In developing the Chinese capital market, what are your suggestions?

One problem with the Chinese capital market is that banks only loan money to large companies. China’s biggest problem is small company capital. In December, China opened its market. Foreign investors and banks are coming to China and going to the customers of the Chinese banks and showing them (SMEs) that they can get capital. So foreign banks are taking the customers away from the Chinese banks. The Chinese banks are going to have to work with smaller companies.

Large companies in the United States never borrow from banks, and no large company has any bank money. In the United States, the banks only exist to loan to individuals and to small companies. Less than 25 percent of business capital comes from the banks, and most of the capital comes from private equity. Take General Electric as an example. If GE wants to build a new business, they will not go to the banks to borrow money. They will go to the stock market, or the bond market or the commercial paper market, and get the money because it’s cheaper.
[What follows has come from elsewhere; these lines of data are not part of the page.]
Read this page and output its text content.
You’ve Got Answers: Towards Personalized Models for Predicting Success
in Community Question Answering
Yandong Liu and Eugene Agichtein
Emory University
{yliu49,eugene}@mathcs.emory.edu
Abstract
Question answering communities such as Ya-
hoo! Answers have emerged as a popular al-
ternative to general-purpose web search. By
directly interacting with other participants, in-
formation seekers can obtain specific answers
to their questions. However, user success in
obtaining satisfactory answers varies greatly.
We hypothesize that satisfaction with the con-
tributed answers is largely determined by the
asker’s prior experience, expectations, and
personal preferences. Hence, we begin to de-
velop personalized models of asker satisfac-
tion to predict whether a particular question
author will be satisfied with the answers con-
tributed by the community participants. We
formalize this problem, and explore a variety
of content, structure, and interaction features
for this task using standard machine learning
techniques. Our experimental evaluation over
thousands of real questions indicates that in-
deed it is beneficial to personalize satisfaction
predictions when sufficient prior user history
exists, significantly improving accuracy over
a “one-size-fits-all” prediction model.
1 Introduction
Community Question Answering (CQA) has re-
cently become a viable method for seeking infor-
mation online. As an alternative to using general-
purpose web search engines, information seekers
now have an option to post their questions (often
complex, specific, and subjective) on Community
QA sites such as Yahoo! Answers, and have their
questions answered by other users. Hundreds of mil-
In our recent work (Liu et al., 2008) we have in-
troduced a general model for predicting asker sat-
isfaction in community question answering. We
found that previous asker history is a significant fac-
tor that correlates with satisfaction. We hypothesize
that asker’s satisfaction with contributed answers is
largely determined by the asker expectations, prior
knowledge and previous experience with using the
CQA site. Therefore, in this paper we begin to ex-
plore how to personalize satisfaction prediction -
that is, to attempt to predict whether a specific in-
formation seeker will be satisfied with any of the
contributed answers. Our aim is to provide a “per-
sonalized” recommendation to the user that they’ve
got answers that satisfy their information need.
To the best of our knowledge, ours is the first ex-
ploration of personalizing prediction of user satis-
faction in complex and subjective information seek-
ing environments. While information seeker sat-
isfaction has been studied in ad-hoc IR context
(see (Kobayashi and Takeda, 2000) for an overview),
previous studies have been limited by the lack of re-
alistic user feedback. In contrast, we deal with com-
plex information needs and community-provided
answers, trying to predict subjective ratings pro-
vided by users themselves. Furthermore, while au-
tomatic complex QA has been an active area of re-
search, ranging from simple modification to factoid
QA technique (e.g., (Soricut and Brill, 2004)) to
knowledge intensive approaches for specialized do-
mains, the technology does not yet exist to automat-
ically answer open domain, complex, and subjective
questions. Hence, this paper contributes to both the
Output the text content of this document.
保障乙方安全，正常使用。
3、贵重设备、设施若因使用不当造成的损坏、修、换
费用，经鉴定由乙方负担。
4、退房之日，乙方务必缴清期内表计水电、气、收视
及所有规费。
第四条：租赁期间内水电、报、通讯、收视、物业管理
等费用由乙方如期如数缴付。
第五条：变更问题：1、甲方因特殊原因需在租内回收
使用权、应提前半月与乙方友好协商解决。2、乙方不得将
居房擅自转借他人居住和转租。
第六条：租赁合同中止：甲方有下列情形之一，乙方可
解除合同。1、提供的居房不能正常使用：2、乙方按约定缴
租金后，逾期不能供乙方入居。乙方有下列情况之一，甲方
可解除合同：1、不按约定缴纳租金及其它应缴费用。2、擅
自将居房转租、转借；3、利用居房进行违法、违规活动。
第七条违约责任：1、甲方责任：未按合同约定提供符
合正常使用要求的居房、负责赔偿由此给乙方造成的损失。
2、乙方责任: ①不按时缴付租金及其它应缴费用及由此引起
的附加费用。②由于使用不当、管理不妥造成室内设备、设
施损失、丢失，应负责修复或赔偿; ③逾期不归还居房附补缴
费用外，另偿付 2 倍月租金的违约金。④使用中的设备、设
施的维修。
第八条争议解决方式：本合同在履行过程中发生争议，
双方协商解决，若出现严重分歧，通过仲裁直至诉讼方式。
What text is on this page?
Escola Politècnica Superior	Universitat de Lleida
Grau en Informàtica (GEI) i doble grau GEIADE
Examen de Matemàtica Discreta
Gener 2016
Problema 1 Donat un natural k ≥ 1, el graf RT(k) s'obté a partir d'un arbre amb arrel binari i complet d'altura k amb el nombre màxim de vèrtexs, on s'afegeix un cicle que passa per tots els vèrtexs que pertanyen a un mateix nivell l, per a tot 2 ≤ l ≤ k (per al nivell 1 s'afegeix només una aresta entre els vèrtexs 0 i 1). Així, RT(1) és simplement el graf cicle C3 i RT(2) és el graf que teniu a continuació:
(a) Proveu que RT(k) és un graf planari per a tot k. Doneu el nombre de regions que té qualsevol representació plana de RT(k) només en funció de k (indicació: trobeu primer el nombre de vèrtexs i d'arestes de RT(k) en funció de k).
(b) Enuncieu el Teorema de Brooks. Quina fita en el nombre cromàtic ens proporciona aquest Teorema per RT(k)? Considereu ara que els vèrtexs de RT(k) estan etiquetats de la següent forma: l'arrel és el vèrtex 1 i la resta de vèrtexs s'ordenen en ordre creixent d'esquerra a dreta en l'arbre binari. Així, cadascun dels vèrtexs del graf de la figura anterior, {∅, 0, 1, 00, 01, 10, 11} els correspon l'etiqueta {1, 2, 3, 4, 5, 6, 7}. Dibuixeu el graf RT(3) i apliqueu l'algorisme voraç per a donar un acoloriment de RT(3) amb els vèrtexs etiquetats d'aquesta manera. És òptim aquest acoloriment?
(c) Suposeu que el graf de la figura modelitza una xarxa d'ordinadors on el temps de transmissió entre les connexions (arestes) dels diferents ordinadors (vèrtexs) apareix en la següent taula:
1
So in the United States, if the bank is going to lend money, they have to go to small companies. So the banks in the United States exist to loan money to SMEs. They do other things with large companies, like advise on currency trading or commodity trading. But they don’t loan money to big companies. The U.S. and European banks coming into China are coming in to provide capital to small companies. So that’s going to help SMEs.

China needs a bond market and a commercial paper market, and China also needs a derivatives market, like options and futures, which are beginning to happen in different places. So those are all starting to grow.